5. Il résulte de ce qui précède, et sans qu’il soit besoin d’examiner les autres moyens de la requête, que M. E est fondé à demander l’annulation de la décision du 14 juin 2024 du préfet des Yvelines.
6. Le présent jugement implique nécessairement, en application de l’article L. 614-16 du code de l’entrée et du séjour des étrangers et du droit d’asile, que le préfet des Yvelines ou le préfet territorialement compétent réexamine la situation de M. E dans le délai de deux mois et lui délivre dans cette attente une autorisation provisoire de séjour.
Sur les frais liés au litige :
7. M. E est admis provisoirement à l’aide juridictionnelle. Par suite, son avocat peut se prévaloir des dispositions de l’article L. 761-1 du code de justice administrative et de l’article 37 de la loi du 10 juillet 1991. Il y a lieu, dans les circonstances de l’espèce, sous réserve que Me Mopo Kobanda, avocat de M. E, renonce à percevoir la somme correspondant à la part contributive de l’Etat et sous réserve de l’admission définitive de son client à l’aide juridictionnelle, de mettre à la charge de l’Etat le versement à Me Mopo Kobanda de la somme de 1 000 euros. Dans le cas où l’aide juridictionnelle ne serait pas accordée par le bureau d’aide juridictionnelle, ladite somme sera versée à M. E.
D E C I D E :
Article 1er : M. E est admis, à titre provisoire, au bénéfice de l’aide juridictionnelle.
Article 2 : L’arrêté du 14 juin 2024 du préfet des Yvelines est annulé.
Article 3 : Il est enjoint au Préfet des Yvelines ou au préfet territorialement compétent de procéder au réexamen de la situation de M. E dans un délai de deux mois à compter de la notification du présent jugement et de lui délivrer, dans cette attente, une autorisation provisoire de séjour.
Article 4 : Sous réserve de l’admission définitive de M. E à l’aide juridictionnelle et sous réserve que Me Mopo Kobanda renonce à percevoir la somme correspondant à la part contributive de l’Etat, ce dernier versera à Me Mopo Kobanda , avocat de M. E la somme de 1 000 euros en application des dispositions du deuxième alinéa de l’article 37 de la loi du 10 juillet 1991. Dans le cas où l’aide juridictionnelle ne serait pas accordée à M. E par le bureau d’aide juridictionnelle, la somme de 1 000 euros lui sera versée sur le fondement de l’article L. 761-1 du code de justice administrative.

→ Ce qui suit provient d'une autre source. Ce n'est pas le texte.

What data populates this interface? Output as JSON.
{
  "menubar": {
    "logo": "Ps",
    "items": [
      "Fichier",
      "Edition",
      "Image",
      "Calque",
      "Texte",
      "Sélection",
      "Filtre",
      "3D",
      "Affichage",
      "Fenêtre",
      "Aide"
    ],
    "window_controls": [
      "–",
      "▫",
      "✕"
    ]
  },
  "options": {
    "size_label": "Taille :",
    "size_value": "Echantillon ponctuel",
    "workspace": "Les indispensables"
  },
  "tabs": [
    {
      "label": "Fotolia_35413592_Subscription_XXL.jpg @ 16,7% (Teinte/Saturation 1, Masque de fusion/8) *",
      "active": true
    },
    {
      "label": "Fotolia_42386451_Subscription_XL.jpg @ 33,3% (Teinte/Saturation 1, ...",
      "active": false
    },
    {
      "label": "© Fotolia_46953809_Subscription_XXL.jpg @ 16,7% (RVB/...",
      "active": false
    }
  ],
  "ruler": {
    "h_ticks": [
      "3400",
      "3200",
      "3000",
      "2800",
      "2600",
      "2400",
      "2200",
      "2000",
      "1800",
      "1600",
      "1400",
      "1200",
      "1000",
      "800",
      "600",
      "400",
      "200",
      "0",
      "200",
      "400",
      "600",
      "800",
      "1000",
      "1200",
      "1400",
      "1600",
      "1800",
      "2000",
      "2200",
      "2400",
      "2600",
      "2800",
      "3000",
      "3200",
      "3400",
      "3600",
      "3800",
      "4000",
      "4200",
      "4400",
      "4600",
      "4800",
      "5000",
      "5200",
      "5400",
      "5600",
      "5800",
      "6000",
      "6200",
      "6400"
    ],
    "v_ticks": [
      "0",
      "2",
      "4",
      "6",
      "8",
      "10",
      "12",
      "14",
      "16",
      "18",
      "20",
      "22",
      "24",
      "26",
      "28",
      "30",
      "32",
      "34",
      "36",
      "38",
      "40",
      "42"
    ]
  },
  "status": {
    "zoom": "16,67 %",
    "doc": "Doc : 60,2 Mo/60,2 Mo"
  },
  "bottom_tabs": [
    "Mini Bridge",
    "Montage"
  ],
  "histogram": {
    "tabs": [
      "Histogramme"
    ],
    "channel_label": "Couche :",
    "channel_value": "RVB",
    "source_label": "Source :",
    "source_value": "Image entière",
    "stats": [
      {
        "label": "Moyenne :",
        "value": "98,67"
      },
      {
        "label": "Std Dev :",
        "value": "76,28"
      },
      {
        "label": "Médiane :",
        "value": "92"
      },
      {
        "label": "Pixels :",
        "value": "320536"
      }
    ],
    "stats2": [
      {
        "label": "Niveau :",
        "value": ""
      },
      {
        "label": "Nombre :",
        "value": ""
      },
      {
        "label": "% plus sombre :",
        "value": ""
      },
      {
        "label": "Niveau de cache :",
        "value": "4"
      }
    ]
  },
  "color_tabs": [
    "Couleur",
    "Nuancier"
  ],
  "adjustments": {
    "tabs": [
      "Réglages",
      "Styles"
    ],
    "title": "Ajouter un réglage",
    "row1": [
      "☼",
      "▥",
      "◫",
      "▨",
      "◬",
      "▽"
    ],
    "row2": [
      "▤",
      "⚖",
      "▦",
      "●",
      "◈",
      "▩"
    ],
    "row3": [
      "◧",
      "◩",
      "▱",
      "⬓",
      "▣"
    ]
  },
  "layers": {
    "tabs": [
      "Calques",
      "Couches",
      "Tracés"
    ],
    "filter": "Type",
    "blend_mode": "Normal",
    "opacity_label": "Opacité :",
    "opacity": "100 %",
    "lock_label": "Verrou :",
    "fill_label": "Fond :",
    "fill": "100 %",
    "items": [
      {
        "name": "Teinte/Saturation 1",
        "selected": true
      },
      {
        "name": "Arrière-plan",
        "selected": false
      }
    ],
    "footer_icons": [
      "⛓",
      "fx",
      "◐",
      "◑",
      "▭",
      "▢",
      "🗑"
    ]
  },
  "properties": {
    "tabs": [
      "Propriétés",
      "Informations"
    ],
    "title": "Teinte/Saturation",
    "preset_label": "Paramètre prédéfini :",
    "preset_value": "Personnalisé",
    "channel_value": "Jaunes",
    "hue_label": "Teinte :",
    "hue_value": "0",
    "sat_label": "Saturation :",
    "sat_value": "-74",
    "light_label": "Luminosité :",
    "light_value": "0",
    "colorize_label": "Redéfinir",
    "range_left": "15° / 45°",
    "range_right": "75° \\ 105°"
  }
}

Article 5 : Le présent jugement sera notifié à M. C E, au préfet des Yvelines et à Me Mopo Kobanda.
Rendu public par mise à disposition au greffe le 16 septembre 2024
La magistrate désignée,
signé
M. H Le greffier,
signé
T. Rion
La République mande et ordonne au préfet des Yvelines en ce qui le concerne ou à tous huissiers de justice à ce requis en ce qui concerne les voies de droit commun, contre les parties privées, de pourvoir à l’exécution de la présente décision.